Jesus was a shaman, not a fake. Shamans can use psi to heal but you've heard the expression 'it takes a villiage' before right? Hillary coined that phrase in reference to raising a child. A miracle is like a child. It takes the faith of a villiage. It takes psi on a parasociological level. The tribe has to believe in the shaman for the psi to manifest. Disbelief is psi-inhibitive.

If the villiage is packed with disbelieving pseudo-skeptics then an ordinarily psychic healer is powerless. Thats why faith is stressed in all religions, and that's why psi can be so elusive. The ebb and flow of the sheep-goat effect forms the transpersonal backdrop of every paranormal manifestation. The only way to overcome the snare of the sheep-goat catch-22 is to take a leap of faith and stick with it.
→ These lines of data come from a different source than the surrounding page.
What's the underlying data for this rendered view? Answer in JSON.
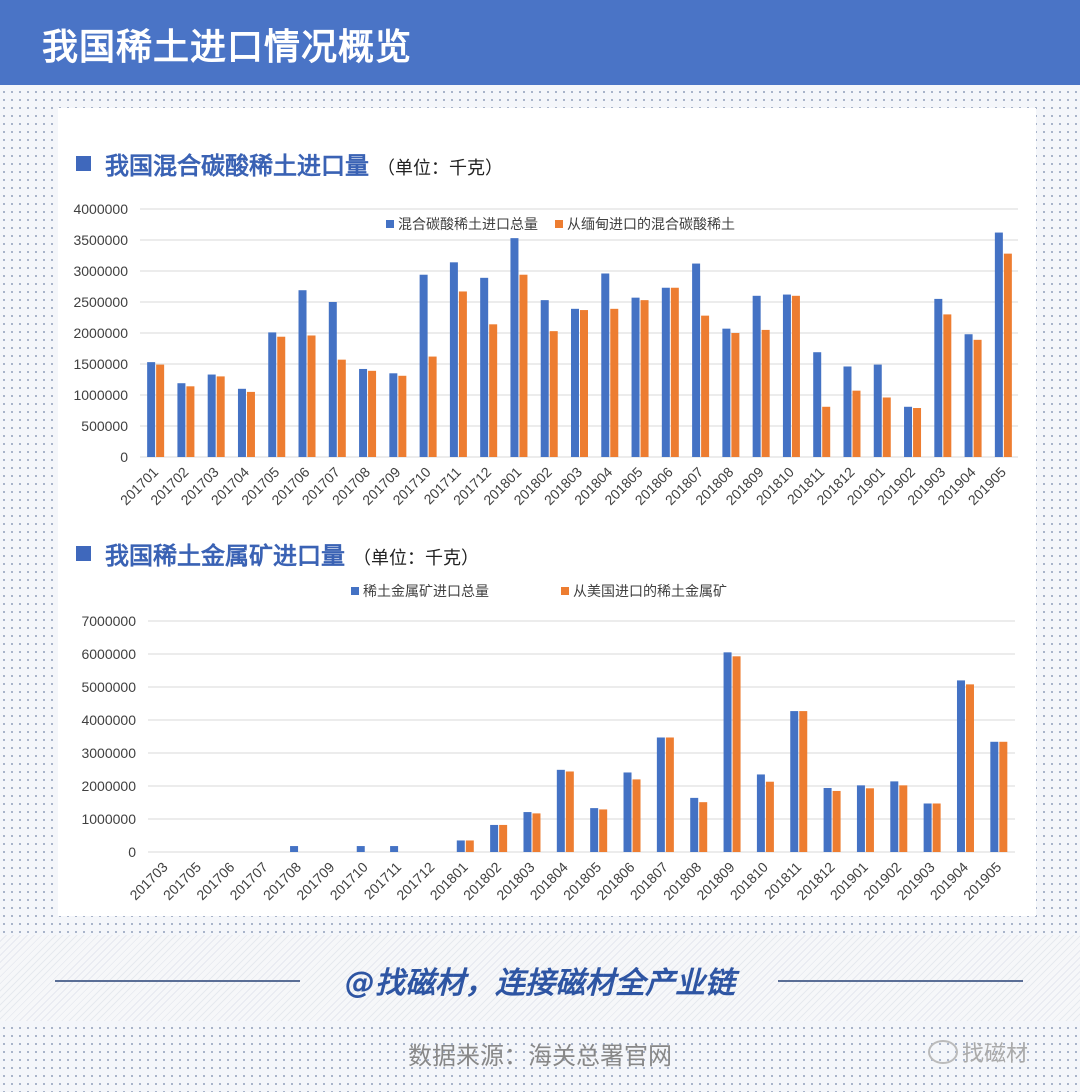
{
  "header": {
    "title": "我国稀土进口情况概览"
  },
  "colors": {
    "header": "#4a74c6",
    "series_blue": "#4472c4",
    "series_orange": "#ed7d31",
    "title_blue": "#3a62b4"
  },
  "chart_data": [
    {
      "type": "bar",
      "title": "我国混合碳酸稀土进口量",
      "unit": "（单位：千克）",
      "xlabel": "",
      "ylabel": "",
      "ylim": [
        0,
        4000000
      ],
      "yticks": [
        0,
        500000,
        1000000,
        1500000,
        2000000,
        2500000,
        3000000,
        3500000,
        4000000
      ],
      "grid": true,
      "legend_position": "top-center",
      "categories": [
        "201701",
        "201702",
        "201703",
        "201704",
        "201705",
        "201706",
        "201707",
        "201708",
        "201709",
        "201710",
        "201711",
        "201712",
        "201801",
        "201802",
        "201803",
        "201804",
        "201805",
        "201806",
        "201807",
        "201808",
        "201809",
        "201810",
        "201811",
        "201812",
        "201901",
        "201902",
        "201903",
        "201904",
        "201905"
      ],
      "series": [
        {
          "name": "混合碳酸稀土进口总量",
          "color": "#4472c4",
          "values": [
            1530000,
            1190000,
            1330000,
            1100000,
            2010000,
            2690000,
            2500000,
            1420000,
            1350000,
            2940000,
            3140000,
            2890000,
            3530000,
            2530000,
            2390000,
            2960000,
            2570000,
            2730000,
            3120000,
            2070000,
            2600000,
            2620000,
            1690000,
            1460000,
            1490000,
            810000,
            2550000,
            1980000,
            3620000
          ]
        },
        {
          "name": "从缅甸进口的混合碳酸稀土",
          "color": "#ed7d31",
          "values": [
            1490000,
            1140000,
            1300000,
            1050000,
            1940000,
            1960000,
            1570000,
            1390000,
            1310000,
            1620000,
            2670000,
            2140000,
            2940000,
            2030000,
            2370000,
            2390000,
            2530000,
            2730000,
            2280000,
            2000000,
            2050000,
            2600000,
            810000,
            1070000,
            960000,
            790000,
            2300000,
            1890000,
            3280000
          ]
        }
      ]
    },
    {
      "type": "bar",
      "title": "我国稀土金属矿进口量",
      "unit": "（单位：千克）",
      "xlabel": "",
      "ylabel": "",
      "ylim": [
        0,
        7000000
      ],
      "yticks": [
        0,
        1000000,
        2000000,
        3000000,
        4000000,
        5000000,
        6000000,
        7000000
      ],
      "grid": true,
      "legend_position": "top-center",
      "categories": [
        "201703",
        "201705",
        "201706",
        "201707",
        "201708",
        "201709",
        "201710",
        "201711",
        "201712",
        "201801",
        "201802",
        "201803",
        "201804",
        "201805",
        "201806",
        "201807",
        "201808",
        "201809",
        "201810",
        "201811",
        "201812",
        "201901",
        "201902",
        "201903",
        "201904",
        "201905"
      ],
      "series": [
        {
          "name": "稀土金属矿进口总量",
          "color": "#4472c4",
          "values": [
            0,
            0,
            0,
            0,
            180000,
            0,
            180000,
            180000,
            0,
            350000,
            820000,
            1210000,
            2490000,
            1330000,
            2410000,
            3470000,
            1640000,
            6050000,
            2350000,
            4270000,
            1940000,
            2020000,
            2140000,
            1470000,
            5200000,
            3340000
          ]
        },
        {
          "name": "从美国进口的稀土金属矿",
          "color": "#ed7d31",
          "values": [
            0,
            0,
            0,
            0,
            0,
            0,
            0,
            0,
            0,
            350000,
            820000,
            1170000,
            2440000,
            1290000,
            2200000,
            3470000,
            1510000,
            5930000,
            2130000,
            4270000,
            1850000,
            1930000,
            2020000,
            1470000,
            5080000,
            3340000
          ]
        }
      ]
    }
  ],
  "footer": {
    "slogan": "@找磁材，连接磁材全产业链",
    "source": "数据来源：海关总署官网",
    "brand": "找磁材"
  }
}
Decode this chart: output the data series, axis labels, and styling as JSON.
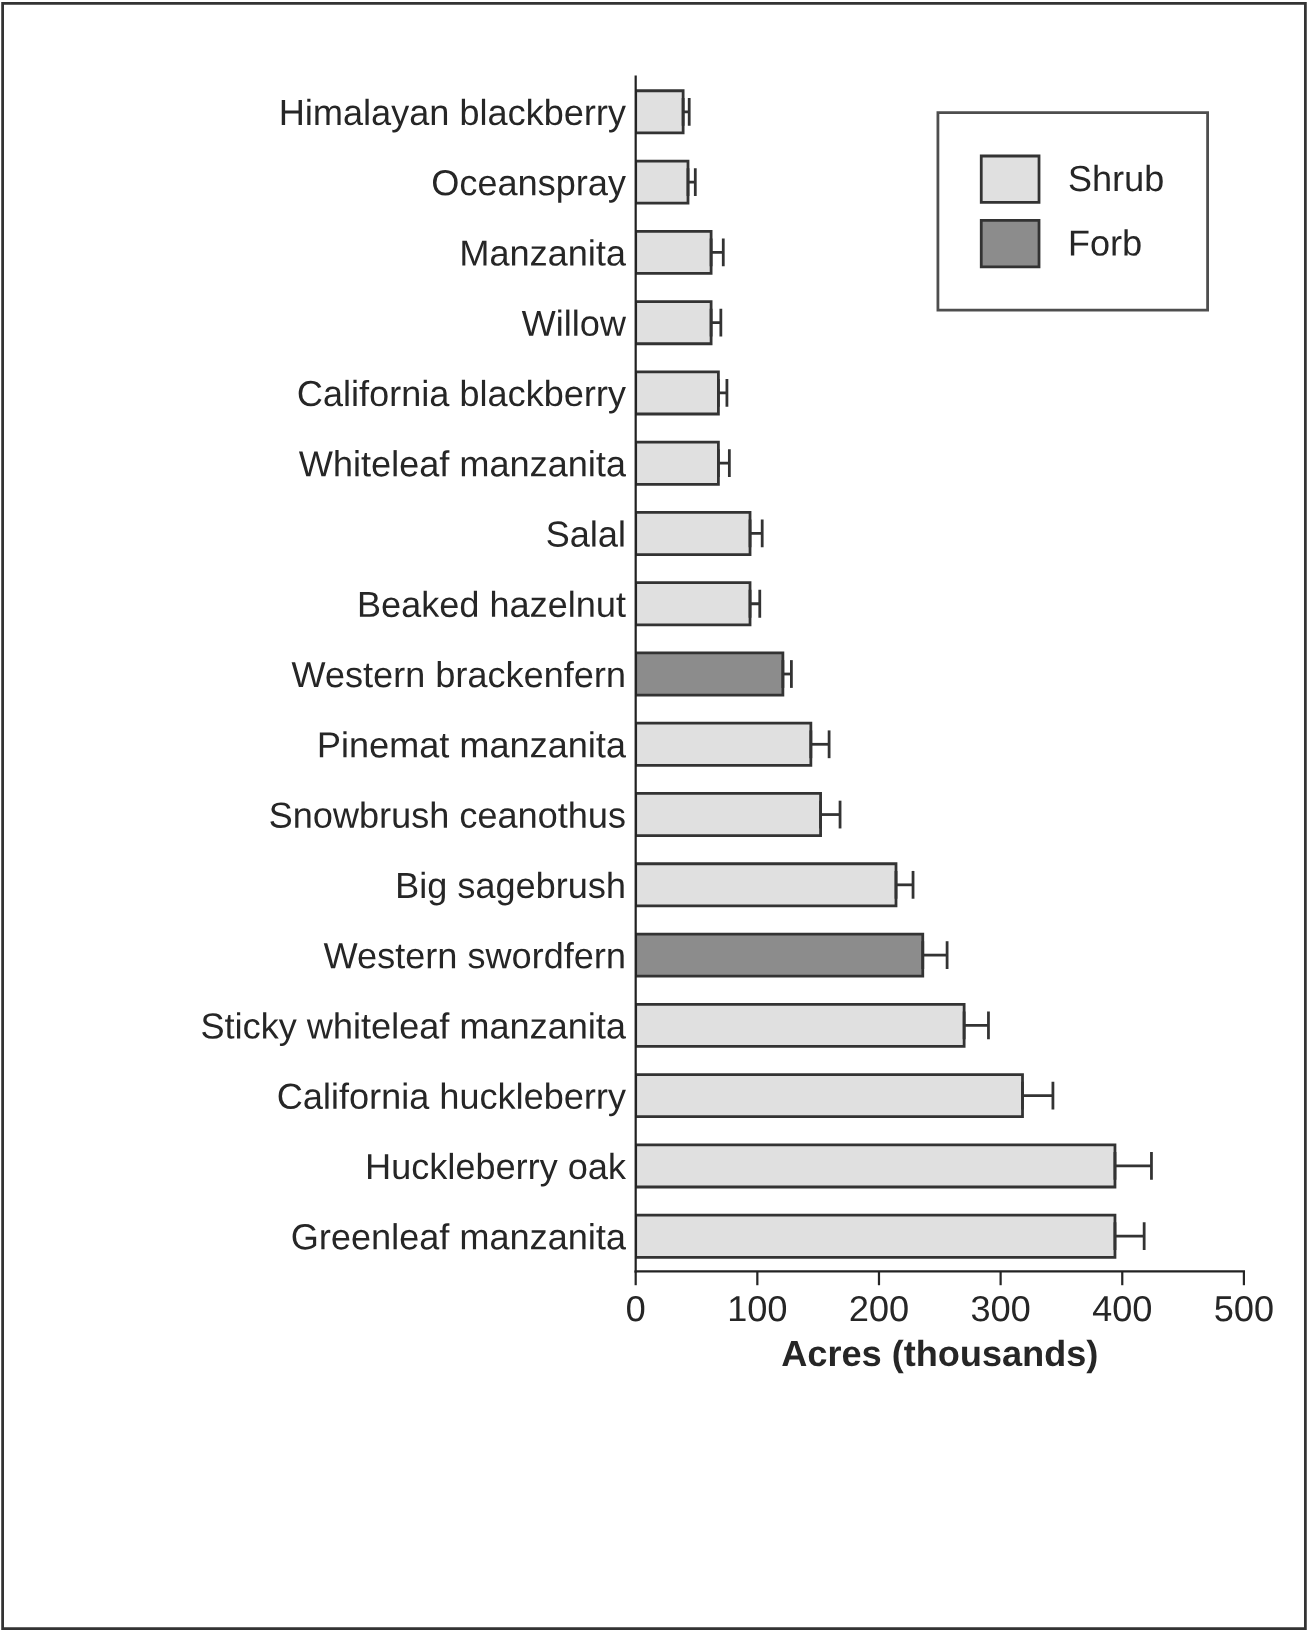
{
  "chart_data": {
    "type": "bar",
    "orientation": "horizontal",
    "xlabel": "Acres (thousands)",
    "categories": [
      "Himalayan blackberry",
      "Oceanspray",
      "Manzanita",
      "Willow",
      "California blackberry",
      "Whiteleaf manzanita",
      "Salal",
      "Beaked hazelnut",
      "Western brackenfern",
      "Pinemat manzanita",
      "Snowbrush ceanothus",
      "Big sagebrush",
      "Western swordfern",
      "Sticky whiteleaf manzanita",
      "California huckleberry",
      "Huckleberry oak",
      "Greenleaf manzanita"
    ],
    "series": [
      {
        "name": "Shrub",
        "color": "#e0e0e0",
        "values": [
          39,
          43,
          62,
          62,
          68,
          68,
          94,
          94,
          null,
          144,
          152,
          214,
          null,
          270,
          318,
          394,
          394
        ],
        "errors": [
          5,
          6,
          10,
          8,
          7,
          9,
          10,
          8,
          null,
          15,
          16,
          14,
          null,
          20,
          25,
          30,
          24
        ]
      },
      {
        "name": "Forb",
        "color": "#8c8c8c",
        "values": [
          null,
          null,
          null,
          null,
          null,
          null,
          null,
          null,
          121,
          null,
          null,
          null,
          236,
          null,
          null,
          null,
          null
        ],
        "errors": [
          null,
          null,
          null,
          null,
          null,
          null,
          null,
          null,
          7,
          null,
          null,
          null,
          20,
          null,
          null,
          null,
          null
        ]
      }
    ],
    "xlim": [
      0,
      500
    ],
    "xticks": [
      0,
      100,
      200,
      300,
      400,
      500
    ],
    "legend": "top right",
    "grid": false
  }
}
"By the power of faith, we are able to eliminate the two types of obscurations.[6] Through the power of faith both ontological and phenomenological knowledge arises. It is also by the power of faith that both the common and uncommon siddhis arise." Faith in Buddhism

Jesus the Healer

[...]

So if Jesus was a healer, how did he do it? Theissen points to two unique properties of Jesus' healings. First, unlike most traditional healers of the ancient world, Jesus consistently emphasized faith as critical to healing -- both the faith of the one being healed as well as the faith of those around him or her.